FDA released new draft guidance Monday on the use of electronic informed consent in clinical trials, which may signal the agency’s willingness to expedite and modernize the application process.

The agency said it hopes that these electronic processes will help prospective participants better understand what they’re consenting to, allow for quicker notification of information related to that consent and hasten the retrieval of consent from subjects in remote locations.

The draft guidance pointed out that informed consent on digital channels must still “facilitate the subject’s comprehension of the information,” as well as allow subjects the time to ask questions, which the agency added can be conducted through text messaging or over video conferencing tools like Skype.

The guidance touched on how electronic informed consent programs are to be presented to potential trial subjects—saying that if programs are to be interactive, they should also be “easy to navigate, allowing the user to proceed forward to backward within the system or stop and continue at a later time.”

Those needs must be also be leveraged in a way that “minimizes the possibility of coercion or undue influence” over the subject’s decision to participate, the agency stated. An article written Monday by Ed Silverman at the Wall Street Journal‘s Pharmalot blog cited a recent poll that found the vast majority of patients surveyed want physicians to disclose their ties to drug companies prior to their enrollment in a trial.
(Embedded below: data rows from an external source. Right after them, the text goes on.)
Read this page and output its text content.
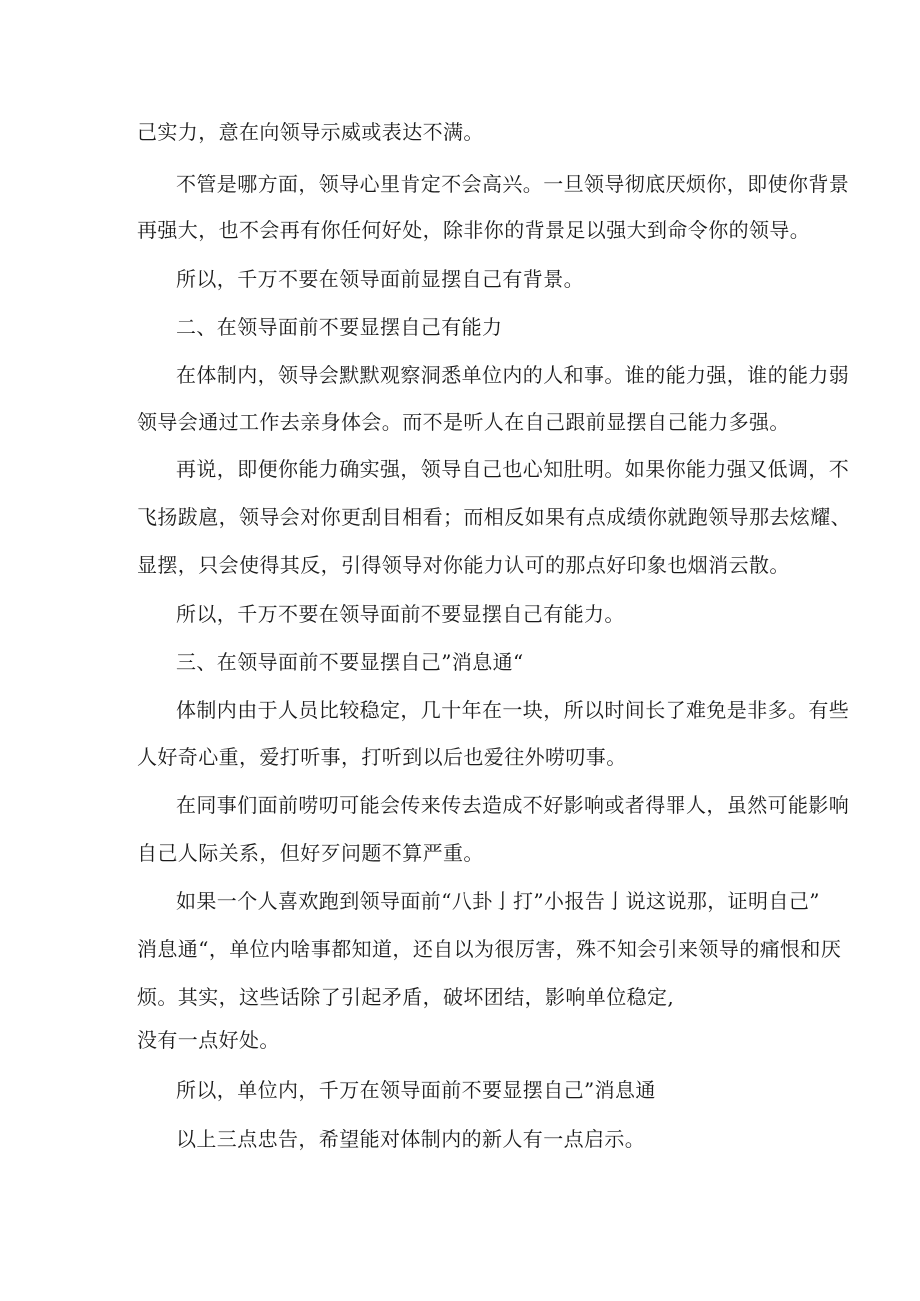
己实力，意在向领导示威或表达不满。
不管是哪方面，领导心里肯定不会高兴。一旦领导彻底厌烦你，即使你背景
再强大，也不会再有你任何好处，除非你的背景足以强大到命令你的领导。
所以，千万不要在领导面前显摆自己有背景。
二、在领导面前不要显摆自己有能力
在体制内，领导会默默观察洞悉单位内的人和事。谁的能力强，谁的能力弱
领导会通过工作去亲身体会。而不是听人在自己跟前显摆自己能力多强。
再说，即便你能力确实强，领导自己也心知肚明。如果你能力强又低调，不
飞扬跋扈，领导会对你更刮目相看；而相反如果有点成绩你就跑领导那去炫耀、
显摆，只会使得其反，引得领导对你能力认可的那点好印象也烟消云散。
所以，千万不要在领导面前不要显摆自己有能力。
三、在领导面前不要显摆自己”消息通“
体制内由于人员比较稳定，几十年在一块，所以时间长了难免是非多。有些
人好奇心重，爱打听事，打听到以后也爱往外唠叨事。
在同事们面前唠叨可能会传来传去造成不好影响或者得罪人，虽然可能影响
自己人际关系，但好歹问题不算严重。
如果一个人喜欢跑到领导面前“八卦亅打”小报告亅说这说那，证明自己”
消息通“，单位内啥事都知道，还自以为很厉害，殊不知会引来领导的痛恨和厌
烦。其实，这些话除了引起矛盾，破坏团结，影响单位稳定,
没有一点好处。
所以，单位内，千万在领导面前不要显摆自己”消息通
以上三点忠告，希望能对体制内的新人有一点启示。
This draft guidance comes as numerous states are currently passing “right-to-try” bills that aim to widen access to drugs currently in clinical trials. This legislation, which has already been passed in at least four states with another 20 states considering similar measures, would allow doctors and terminally ill patients to negotiate directly with drug companies to obtain experimental drugs that have passed Phase-I trials, which are primarily used to understand a drug’s safety profile.

The new legislation looks to circumvent the FDA’s “compassionate use” or expanded access programs that already provide a pathway for patients to access medicines currently under evaluation. Critics of expanded access say the pathway is too onerous—especially for terminally ill patients for whom time is increasingly precious. The forms can often take up to 100 hours to complete, according to an article from the Wall Street Journal.